There were earlier ways to get black cottons. When chemists and dyers began experimenting with coal tar or aniline dyes in the 1850s one goal was a direct, color-fast, single-step black for cotton, which natural dyes could not do.

Analine blacks required special washing machinery
as they corroded equipment and fiber.
From William Crookes's 1882 dye manual


Various unsatisfactory formulas for aniline black were developed but they damaged the roller printing machinery. 

In his dye manual Crookes showed an aniline black ground with
figures of madder red and chrome orange
 (the orange seems to have browned.)

Crookes wasn't positive about the new black cotton dye : “although much praised at first...it finds no favour either with dealers or consumers.”

Printer Benjamin Hargreaves remembered analine black as better for figures than for backgrounds: "Not a pure black [it] does not look so well in the solid as in the printed specimens." Henry Watts acknowledged the dye's shortcomings. "Analine black is much valued for printing on calico, on account of its brilliancy and permanence. It acquires a greenish hue by long exposure to light and air, but may be brought back to its normal colour by treatment with alkaline solutions." 

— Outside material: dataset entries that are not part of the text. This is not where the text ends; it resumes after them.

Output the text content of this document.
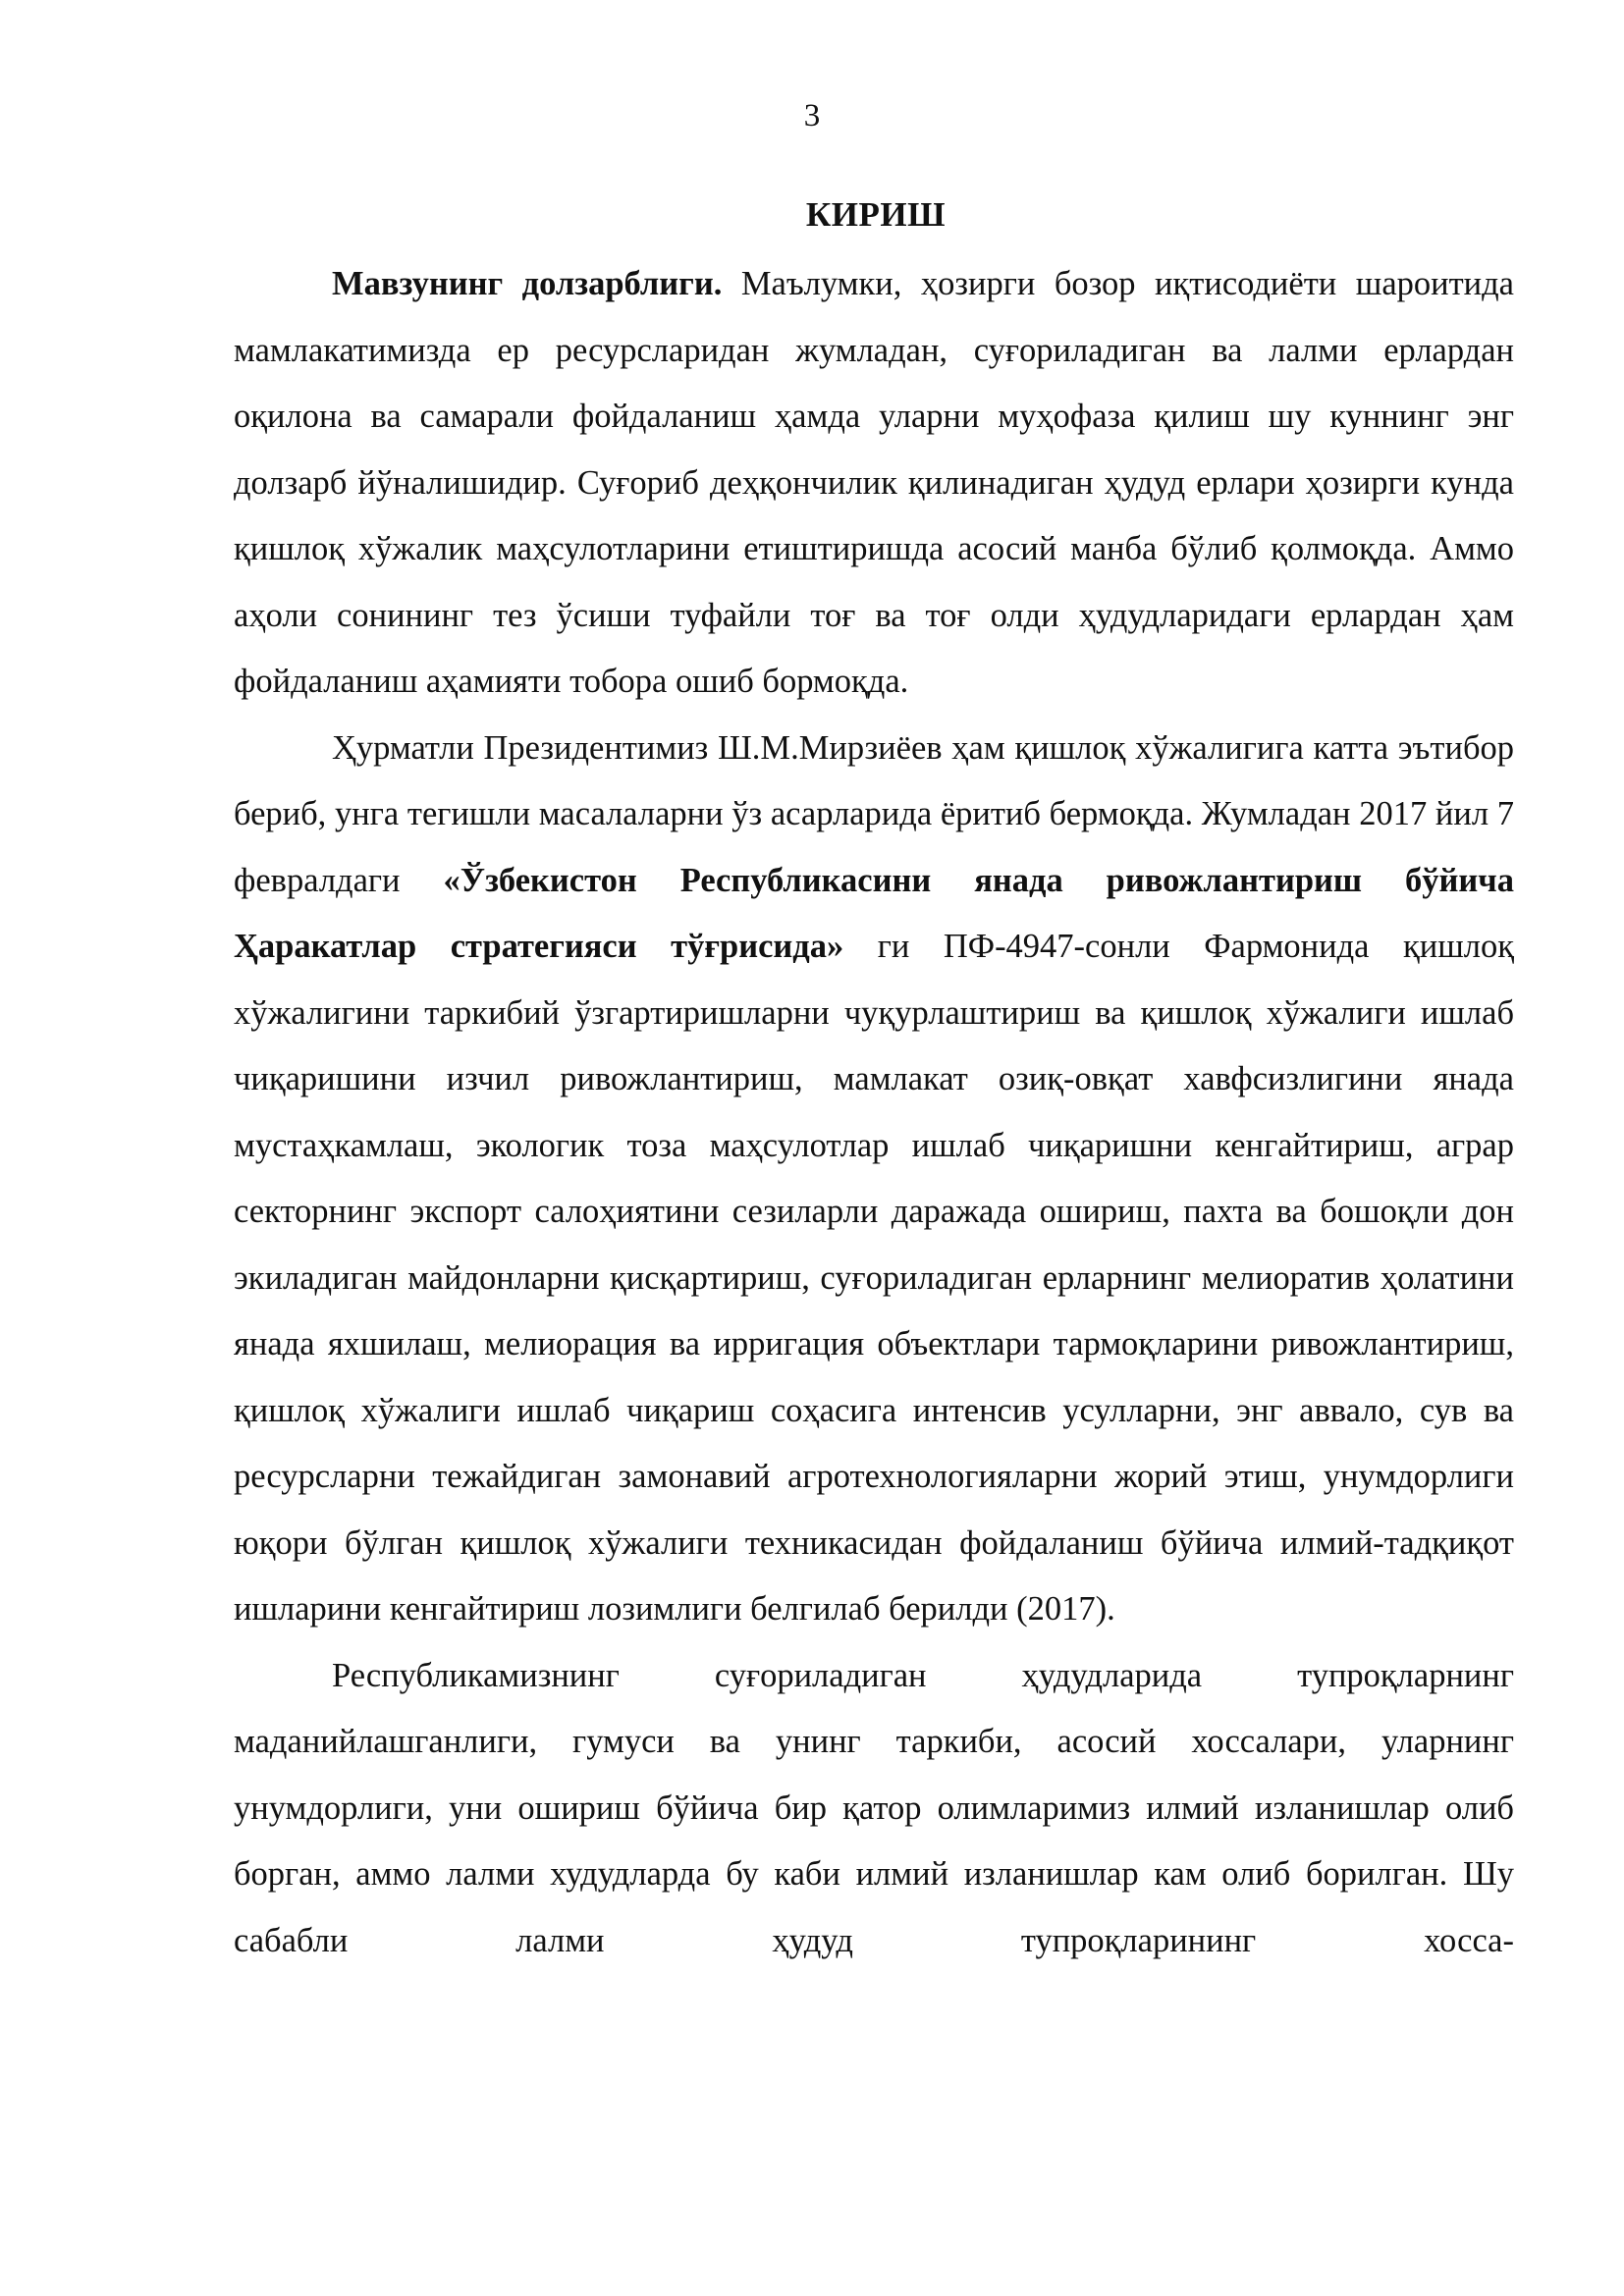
3
КИРИШ

Мавзунинг долзарблиги. Маълумки, ҳозирги бозор иқтисодиёти шароитида мамлакатимизда ер ресурсларидан жумладан, суғориладиган ва лалми ерлардан оқилона ва самарали фойдаланиш ҳамда уларни муҳофаза қилиш шу куннинг энг долзарб йўналишидир. Суғориб деҳқончилик қилинадиган ҳудуд ерлари ҳозирги кунда қишлоқ хўжалик маҳсулотларини етиштиришда асосий манба бўлиб қолмоқда. Аммо аҳоли сонининг тез ўсиши туфайли тоғ ва тоғ олди ҳудудларидаги ерлардан ҳам фойдаланиш аҳамияти тобора ошиб бормоқда.

Ҳурматли Президентимиз Ш.М.Мирзиёев ҳам қишлоқ хўжалигига катта эътибор бериб, унга тегишли масалаларни ўз асарларида ёритиб бермоқда. Жумладан 2017 йил 7 февралдаги «Ўзбекистон Республикасини янада ривожлантириш бўйича Ҳаракатлар стратегияси тўғрисида» ги ПФ-4947-сонли Фармонида қишлоқ хўжалигини таркибий ўзгартиришларни чуқурлаштириш ва қишлоқ хўжалиги ишлаб чиқаришини изчил ривожлантириш, мамлакат озиқ-овқат хавфсизлигини янада мустаҳкамлаш, экологик тоза маҳсулотлар ишлаб чиқаришни кенгайтириш, аграр секторнинг экспорт салоҳиятини сезиларли даражада ошириш, пахта ва бошоқли дон экиладиган майдонларни қисқартириш, суғориладиган ерларнинг мелиоратив ҳолатини янада яхшилаш, мелиорация ва ирригация объектлари тармоқларини ривожлантириш, қишлоқ хўжалиги ишлаб чиқариш соҳасига интенсив усулларни, энг аввало, сув ва ресурсларни тежайдиган замонавий агротехнологияларни жорий этиш, унумдорлиги юқори бўлган қишлоқ хўжалиги техникасидан фойдаланиш бўйича илмий-тадқиқот ишларини кенгайтириш лозимлиги белгилаб берилди (2017).

Республикамизнинг суғориладиган ҳудудларида тупроқларнинг маданийлашганлиги, гумуси ва унинг таркиби, асосий хоссалари, уларнинг унумдорлиги, уни ошириш бўйича бир қатор олимларимиз илмий изланишлар олиб борган, аммо лалми худудларда бу каби илмий изланишлар кам олиб борилган. Шу сабабли лалми ҳудуд тупроқларининг хосса-
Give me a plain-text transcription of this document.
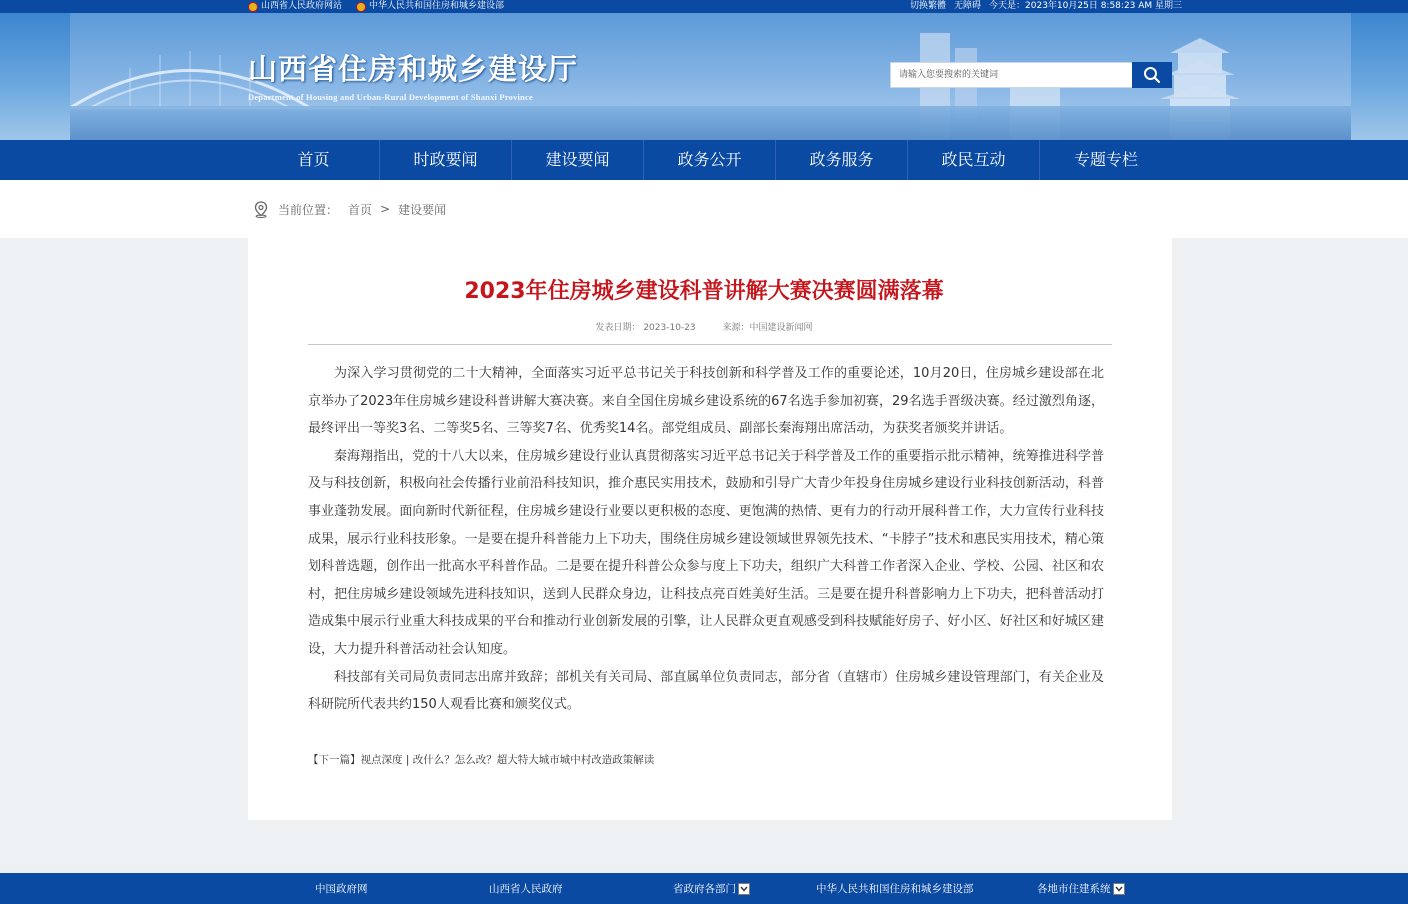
山西省人民政府网站	中华人民共和国住房和城乡建设部	切换繁體 无障碍 今天是：2023年10月25日 8:58:23 AM 星期三
山西省住房和城乡建设厅
Department of Housing and Urban-Rural Development of Shanxi Province
请输入您要搜索的关键词
首页	时政要闻	建设要闻	政务公开	政务服务	政民互动	专题专栏
当前位置： 首页 > 建设要闻
2023年住房城乡建设科普讲解大赛决赛圆满落幕
发表日期： 2023-10-23	来源：中国建设新闻网

为深入学习贯彻党的二十大精神，全面落实习近平总书记关于科技创新和科学普及工作的重要论述，10月20日，住房城乡建设部在北京举办了2023年住房城乡建设科普讲解大赛决赛。来自全国住房城乡建设系统的67名选手参加初赛，29名选手晋级决赛。经过激烈角逐，最终评出一等奖3名、二等奖5名、三等奖7名、优秀奖14名。部党组成员、副部长秦海翔出席活动，为获奖者颁奖并讲话。

秦海翔指出，党的十八大以来，住房城乡建设行业认真贯彻落实习近平总书记关于科学普及工作的重要指示批示精神，统筹推进科学普及与科技创新，积极向社会传播行业前沿科技知识，推介惠民实用技术，鼓励和引导广大青少年投身住房城乡建设行业科技创新活动，科普事业蓬勃发展。面向新时代新征程，住房城乡建设行业要以更积极的态度、更饱满的热情、更有力的行动开展科普工作，大力宣传行业科技成果，展示行业科技形象。一是要在提升科普能力上下功夫，围绕住房城乡建设领域世界领先技术、“卡脖子”技术和惠民实用技术，精心策划科普选题，创作出一批高水平科普作品。二是要在提升科普公众参与度上下功夫，组织广大科普工作者深入企业、学校、公园、社区和农村，把住房城乡建设领域先进科技知识，送到人民群众身边，让科技点亮百姓美好生活。三是要在提升科普影响力上下功夫，把科普活动打造成集中展示行业重大科技成果的平台和推动行业创新发展的引擎，让人民群众更直观感受到科技赋能好房子、好小区、好社区和好城区建设，大力提升科普活动社会认知度。

科技部有关司局负责同志出席并致辞；部机关有关司局、部直属单位负责同志，部分省（直辖市）住房城乡建设管理部门，有关企业及科研院所代表共约150人观看比赛和颁奖仪式。

【下一篇】视点深度 | 改什么？怎么改？超大特大城市城中村改造政策解读
中国政府网	山西省人民政府	省政府各部门	中华人民共和国住房和城乡建设部	各地市住建系统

In other words the black color turned green over time. Another problem was that some processes tendered the cotton so that it disintegrated.

In addition to technological problems such as "greening," tendering and machinery corrosion, trade problems  inhibited analine black’s use in the American industry. In the 1890s it was replaced with Vidal and other sulfur blacks, which maintained their color and were easier for the mills.



Although analine black was available in the 1870s its impracticality meant that it wasn't an option for black cottons for American quilters, one reason that blacks provide such a good clue to about 1890.






The sulfur blacks of the 1890s were not perfect either.


A 1949 dye text noted sulfur black's many advantages, particularly its cost and its fastness. "Its great disadvantage is instability, with subsequent or simultaneous oxidation of the sulfur, split off to sulfuric acid, which in turn attacks the cotton and weakens it considerably or, in extreme cases, reduces it to powder….dampness and heat hasten the process."






In other words, sulfur black turns into sulfuric acid.

Not every black rotted; quality must have depended on the dyebath. Longevity depended on how the cotton was treated.


Dyeing and printing become more sophisticated all the time and the current blacks are far more reliable than those of the past. We don't use sulfur black anymore.

Blacks from my Morris Apprentice collection.

No more tears!

8 comments:

Nifty Quilts said...

Interesting! Thanks.

WoolenSails said...

I have always loved black in my quilts, love the contrast that it makes. I was looking at, Birds in the Air as a quilt for my bed. I like the simplicity of the design with a touch of appliqué.

Debbie

Every Stitch said...

That is very timely information about black in dating quilts - it adds depth to a quilt too. Love that first pictured quilt!
I am reproducing a quilt dated 1862 at the moment but it has black stars in it. See the latest post in my blog. Do you think it was miss dated? I'd love your opinion. Thank you.
Hilda
Every Stitch

Every Stitch said...

Me again ... I should have read your words more closely..the quilt I am reproducing was actually made in silk, not cotton. So perhaps 1862 may still be correct??
Hilda

Barbara Brackman said...

Hilda---And if it's silk or wool black is no help in dating. I've seen several mid-19th century quilts all of cotton except the black, which is silk. I'll check out your repro.

Sandra said...

Barbara,
Is this why we so much tendering/ popping* in 1840-60 turkey red prints - where the black in the designs looks almost like someone cut it away?
Thank you.

Meredith said...

Great post. Thank you. That is information I was able to use today. You rock.

Marti said...

Thank you for such an informational post. Now I need to go check my old quilts for black fabrics. Do you happen to know the name of that sawtooth star quilt?